You are 100% in the right. Forgiveness does not mean friendship and if he's too stupid to understand that, that's on him. Every word and step you have taken are...

Electrical_Angle_701 − I think you handled it extremely well. NTA.

mauriceminor1964 − NTA. Bless you. It sounds to me that he's still bullying you. Bullying is all about power. Unlike you, he obviously hasn't grown as a human being.

I think you have behaved impeccably. What will he ask for next to 'prove' you forgive him? Something else you dint want to do or makes you feel uncomfortable? No,...

Some also said that asking her to pay rent wasn’t just about money — it was about teaching her responsibility. 

Old-Ninja-113 − NTA - not sure what your parents are thinking? They’re the AHs.

bythegodless − NTA. You don’t owe this person anything. You’re better than me because personally I wouldn’t care if my bully is eaten up with guilt

straightarrow1969 − Let me get this straight, he bullied you in the most horrific manners.

Which includes but not limited to, verbal abuse, he tried to shove you into traffic, tried to throw you in the lake when he found out you couldn’t swim,

and almost caused you to go to the great beyond by your own hand, and you’re supposed to care about how guilty he fells?

Of please, regardless what your parents say, he does deserve every bit of guilt he fells. Even I was bullied, because of the way I talk.

In my case I don’t even give them a second thought, or a first one for that matter. They simply don’t deserve such considerations. And neither does jake.

You have chosen to forgive him, which is a good thing, but as the old saying states, it is wise to forgive, but only a fool forgets. So, you’re NTA.

ApplicationBetter326 − NTA your answer perfect. The only one responsible for Jake's feelings is Jake himself.

Others reminded him that while family support is important, it should never come at the cost of one person’s well-being.

FuggThisShidd − I simply do not understand your parents' attitude here. If anyone did half the stuff to any of my kids that this guy did to you, they'd be...

Forgiveness, yes: that's healthy (for YOU). Being friends though? Hell NO! Not happening.

Why the s__t would they say you're being "harsh" by refusing to go on a f__king date (even a platonic one) with someone who caused you to attempt your own...

They need to re-examine their world view. As for you: I know I don't know you and I really don't want to come off as patronising, but I am so...

Getting through something like that in your past and coming so far to a point of grace that you can speak to this guy and tell him you forgive him,...

You absolutely do not have to engage with him any further: you've already done more than he really deserved and with more grace and dignity than I could ever have...

You are so very very far from being TA, I can't type it loud and clear enough. NTA.

dobster1029 − Jesus.

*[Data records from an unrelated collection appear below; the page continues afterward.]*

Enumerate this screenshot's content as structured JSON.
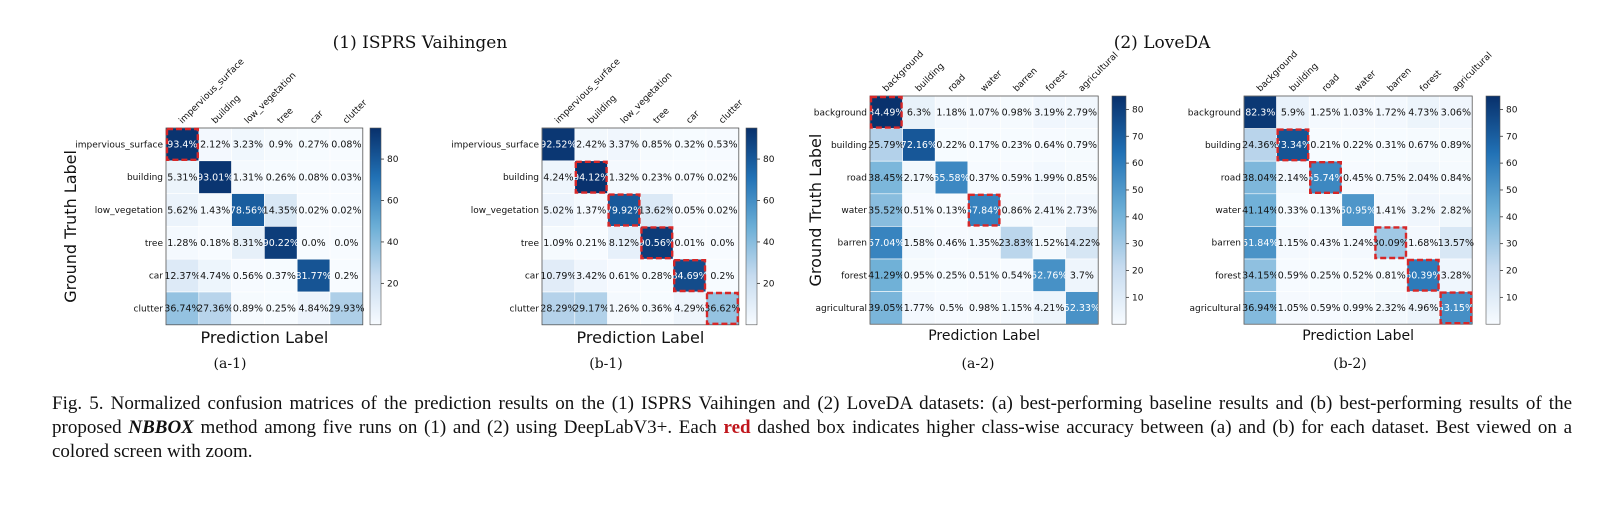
{
  "group_titles": [
    "(1) ISPRS Vaihingen",
    "(2) LoveDA"
  ],
  "caption": {
    "lead": "Fig. 5.",
    "part1": "  Normalized confusion matrices of the prediction results on the (1) ISPRS Vaihingen and (2) LoveDA datasets: (a) best-performing baseline results and (b) best-performing results of the proposed ",
    "method": "NBBOX",
    "part2": " method among five runs on (1) and (2) using DeepLabV3+. Each ",
    "red_word": "red",
    "part3": " dashed box indicates higher class-wise accuracy between (a) and (b) for each dataset. Best viewed on a colored screen with zoom."
  },
  "colors": {
    "cmap_low": "#f7fbff",
    "cmap_high": "#08306b",
    "highlight": "#d62728"
  },
  "chart_data": [
    {
      "type": "heatmap",
      "label": "(a-1)",
      "xlabel": "Prediction Label",
      "ylabel": "Ground Truth Label",
      "classes": [
        "impervious_surface",
        "building",
        "low_vegetation",
        "tree",
        "car",
        "clutter"
      ],
      "cells": [
        [
          "93.4%",
          "2.12%",
          "3.23%",
          "0.9%",
          "0.27%",
          "0.08%"
        ],
        [
          "5.31%",
          "93.01%",
          "1.31%",
          "0.26%",
          "0.08%",
          "0.03%"
        ],
        [
          "5.62%",
          "1.43%",
          "78.56%",
          "14.35%",
          "0.02%",
          "0.02%"
        ],
        [
          "1.28%",
          "0.18%",
          "8.31%",
          "90.22%",
          "0.0%",
          "0.0%"
        ],
        [
          "12.37%",
          "4.74%",
          "0.56%",
          "0.37%",
          "81.77%",
          "0.2%"
        ],
        [
          "36.74%",
          "27.36%",
          "0.89%",
          "0.25%",
          "4.84%",
          "29.93%"
        ]
      ],
      "highlight": [
        [
          0,
          0
        ]
      ],
      "colorbar": {
        "ticks": [
          20,
          40,
          60,
          80
        ],
        "range": [
          0,
          95
        ]
      }
    },
    {
      "type": "heatmap",
      "label": "(b-1)",
      "xlabel": "Prediction Label",
      "ylabel": "",
      "classes": [
        "impervious_surface",
        "building",
        "low_vegetation",
        "tree",
        "car",
        "clutter"
      ],
      "cells": [
        [
          "92.52%",
          "2.42%",
          "3.37%",
          "0.85%",
          "0.32%",
          "0.53%"
        ],
        [
          "4.24%",
          "94.12%",
          "1.32%",
          "0.23%",
          "0.07%",
          "0.02%"
        ],
        [
          "5.02%",
          "1.37%",
          "79.92%",
          "13.62%",
          "0.05%",
          "0.02%"
        ],
        [
          "1.09%",
          "0.21%",
          "8.12%",
          "90.56%",
          "0.01%",
          "0.0%"
        ],
        [
          "10.79%",
          "3.42%",
          "0.61%",
          "0.28%",
          "84.69%",
          "0.2%"
        ],
        [
          "28.29%",
          "29.17%",
          "1.26%",
          "0.36%",
          "4.29%",
          "36.62%"
        ]
      ],
      "highlight": [
        [
          1,
          1
        ],
        [
          2,
          2
        ],
        [
          3,
          3
        ],
        [
          4,
          4
        ],
        [
          5,
          5
        ]
      ],
      "colorbar": {
        "ticks": [
          20,
          40,
          60,
          80
        ],
        "range": [
          0,
          95
        ]
      }
    },
    {
      "type": "heatmap",
      "label": "(a-2)",
      "xlabel": "Prediction Label",
      "ylabel": "Ground Truth Label",
      "classes": [
        "background",
        "building",
        "road",
        "water",
        "barren",
        "forest",
        "agricultural"
      ],
      "cells": [
        [
          "84.49%",
          "6.3%",
          "1.18%",
          "1.07%",
          "0.98%",
          "3.19%",
          "2.79%"
        ],
        [
          "25.79%",
          "72.16%",
          "0.22%",
          "0.17%",
          "0.23%",
          "0.64%",
          "0.79%"
        ],
        [
          "38.45%",
          "2.17%",
          "55.58%",
          "0.37%",
          "0.59%",
          "1.99%",
          "0.85%"
        ],
        [
          "35.52%",
          "0.51%",
          "0.13%",
          "57.84%",
          "0.86%",
          "2.41%",
          "2.73%"
        ],
        [
          "57.04%",
          "1.58%",
          "0.46%",
          "1.35%",
          "23.83%",
          "1.52%",
          "14.22%"
        ],
        [
          "41.29%",
          "0.95%",
          "0.25%",
          "0.51%",
          "0.54%",
          "52.76%",
          "3.7%"
        ],
        [
          "39.05%",
          "1.77%",
          "0.5%",
          "0.98%",
          "1.15%",
          "4.21%",
          "52.33%"
        ]
      ],
      "highlight": [
        [
          0,
          0
        ],
        [
          3,
          3
        ]
      ],
      "colorbar": {
        "ticks": [
          10,
          20,
          30,
          40,
          50,
          60,
          70,
          80
        ],
        "range": [
          0,
          85
        ]
      }
    },
    {
      "type": "heatmap",
      "label": "(b-2)",
      "xlabel": "Prediction Label",
      "ylabel": "",
      "classes": [
        "background",
        "building",
        "road",
        "water",
        "barren",
        "forest",
        "agricultural"
      ],
      "cells": [
        [
          "82.3%",
          "5.9%",
          "1.25%",
          "1.03%",
          "1.72%",
          "4.73%",
          "3.06%"
        ],
        [
          "24.36%",
          "73.34%",
          "0.21%",
          "0.22%",
          "0.31%",
          "0.67%",
          "0.89%"
        ],
        [
          "38.04%",
          "2.14%",
          "55.74%",
          "0.45%",
          "0.75%",
          "2.04%",
          "0.84%"
        ],
        [
          "41.14%",
          "0.33%",
          "0.13%",
          "50.95%",
          "1.41%",
          "3.2%",
          "2.82%"
        ],
        [
          "51.84%",
          "1.15%",
          "0.43%",
          "1.24%",
          "30.09%",
          "1.68%",
          "13.57%"
        ],
        [
          "34.15%",
          "0.59%",
          "0.25%",
          "0.52%",
          "0.81%",
          "60.39%",
          "3.28%"
        ],
        [
          "36.94%",
          "1.05%",
          "0.59%",
          "0.99%",
          "2.32%",
          "4.96%",
          "53.15%"
        ]
      ],
      "highlight": [
        [
          1,
          1
        ],
        [
          2,
          2
        ],
        [
          4,
          4
        ],
        [
          5,
          5
        ],
        [
          6,
          6
        ]
      ],
      "colorbar": {
        "ticks": [
          10,
          20,
          30,
          40,
          50,
          60,
          70,
          80
        ],
        "range": [
          0,
          85
        ]
      }
    }
  ]
}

His guilt is of his own making, you don’t owe him, or anyone else, anything. He’s lucky you offered forgiveness, I wouldn’t have. As you said, that’s...

Cybermagetx − Your parents are 100% in the wrong here. You dont have to be friends with anyone.

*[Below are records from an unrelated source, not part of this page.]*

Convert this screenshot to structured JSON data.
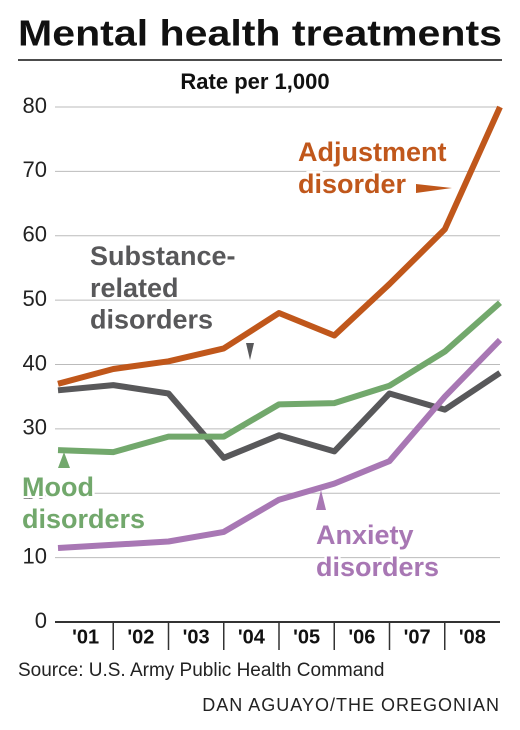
{
  "chart_data": {
    "type": "line",
    "title": "Mental health treatments",
    "subtitle": "Rate per 1,000",
    "categories": [
      "'01",
      "'02",
      "'03",
      "'04",
      "'05",
      "'06",
      "'07",
      "'08",
      null
    ],
    "series": [
      {
        "name": "Adjustment\ndisorder",
        "color": "#c0571b",
        "values": [
          37,
          39.3,
          40.5,
          42.5,
          48,
          44.5,
          52.5,
          61,
          80
        ]
      },
      {
        "name": "Substance-\nrelated\ndisorders",
        "color": "#58585a",
        "values": [
          36,
          36.8,
          35.5,
          25.5,
          29,
          26.5,
          35.5,
          33,
          38.7
        ]
      },
      {
        "name": "Mood\ndisorders",
        "color": "#72a86c",
        "values": [
          26.7,
          26.4,
          28.8,
          28.8,
          33.8,
          34,
          36.7,
          42,
          49.6
        ]
      },
      {
        "name": "Anxiety\ndisorders",
        "color": "#a877b4",
        "values": [
          11.5,
          12,
          12.5,
          14,
          19,
          21.5,
          25,
          35,
          43.8
        ]
      }
    ],
    "ylim": [
      0,
      80
    ],
    "yticks": [
      0,
      10,
      20,
      30,
      40,
      50,
      60,
      70,
      80
    ],
    "grid": true,
    "source": "Source: U.S. Army Public Health Command",
    "credit": "DAN AGUAYO/THE OREGONIAN"
  }
}
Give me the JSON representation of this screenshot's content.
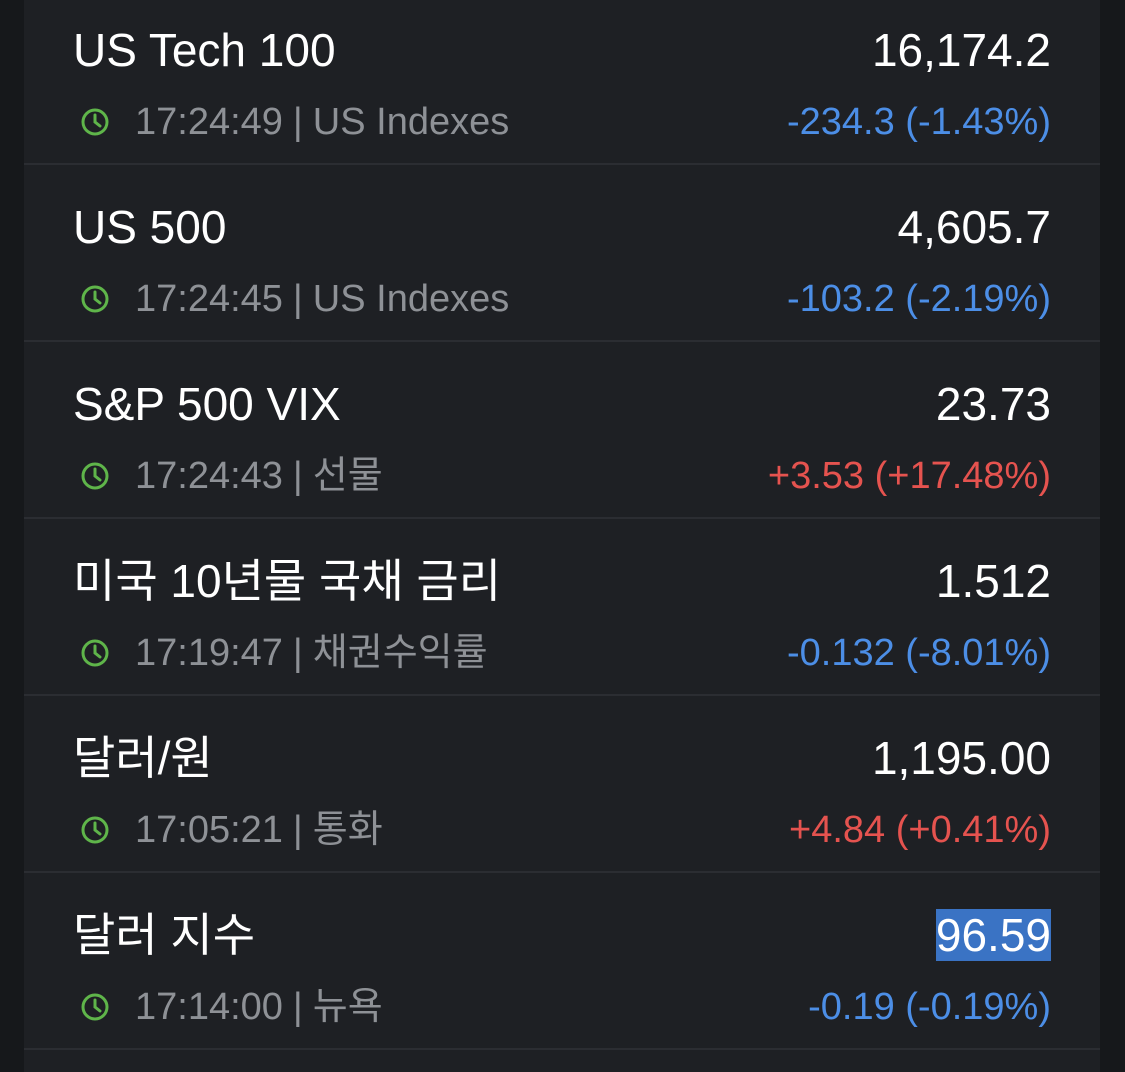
{
  "rows": [
    {
      "name": "US Tech 100",
      "price": "16,174.2",
      "time": "17:24:49",
      "category": "US Indexes",
      "change": "-234.3 (-1.43%)",
      "change_color": "#4c8ee6",
      "highlighted": false
    },
    {
      "name": "US 500",
      "price": "4,605.7",
      "time": "17:24:45",
      "category": "US Indexes",
      "change": "-103.2 (-2.19%)",
      "change_color": "#4c8ee6",
      "highlighted": false
    },
    {
      "name": "S&P 500 VIX",
      "price": "23.73",
      "time": "17:24:43",
      "category": "선물",
      "change": "+3.53 (+17.48%)",
      "change_color": "#e5534f",
      "highlighted": false
    },
    {
      "name": "미국 10년물 국채 금리",
      "price": "1.512",
      "time": "17:19:47",
      "category": "채권수익률",
      "change": "-0.132 (-8.01%)",
      "change_color": "#4c8ee6",
      "highlighted": false
    },
    {
      "name": "달러/원",
      "price": "1,195.00",
      "time": "17:05:21",
      "category": "통화",
      "change": "+4.84 (+0.41%)",
      "change_color": "#e5534f",
      "highlighted": false
    },
    {
      "name": "달러 지수",
      "price": "96.59",
      "time": "17:14:00",
      "category": "뉴욕",
      "change": "-0.19 (-0.19%)",
      "change_color": "#4c8ee6",
      "highlighted": true
    }
  ]
}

Regardless of any reasons what so ever. You have very valid reasons not to be friends with him. You need to tell your parents that no means no.

And that the one who was abused never have to suck it up to make the abuser feels better after the fact. They are victim blaming here.

A Stand for Healing or Too Harsh?

Family can be a source of love and strength, but it can also bring difficult challenges, especially when money and living arrangements are involved.

In this case, the man started with good intentions, but his generosity was stretched too far. By finally telling his sister to contribute or move out, he showed that even with family, fairness and responsibility are necessary.

The situation leaves an important question: was he wrong to set boundaries, or was he simply asking for what was fair?

 

Jeffrey Stone

Jeffrey Stone

Jeffrey Stone is a valuable freelance writer at DAILY HIGHLIGHT. As a senior entertainment and news writer, Jarvis brings a wealth of expertise in the field, specifically focusing on the entertainment industry.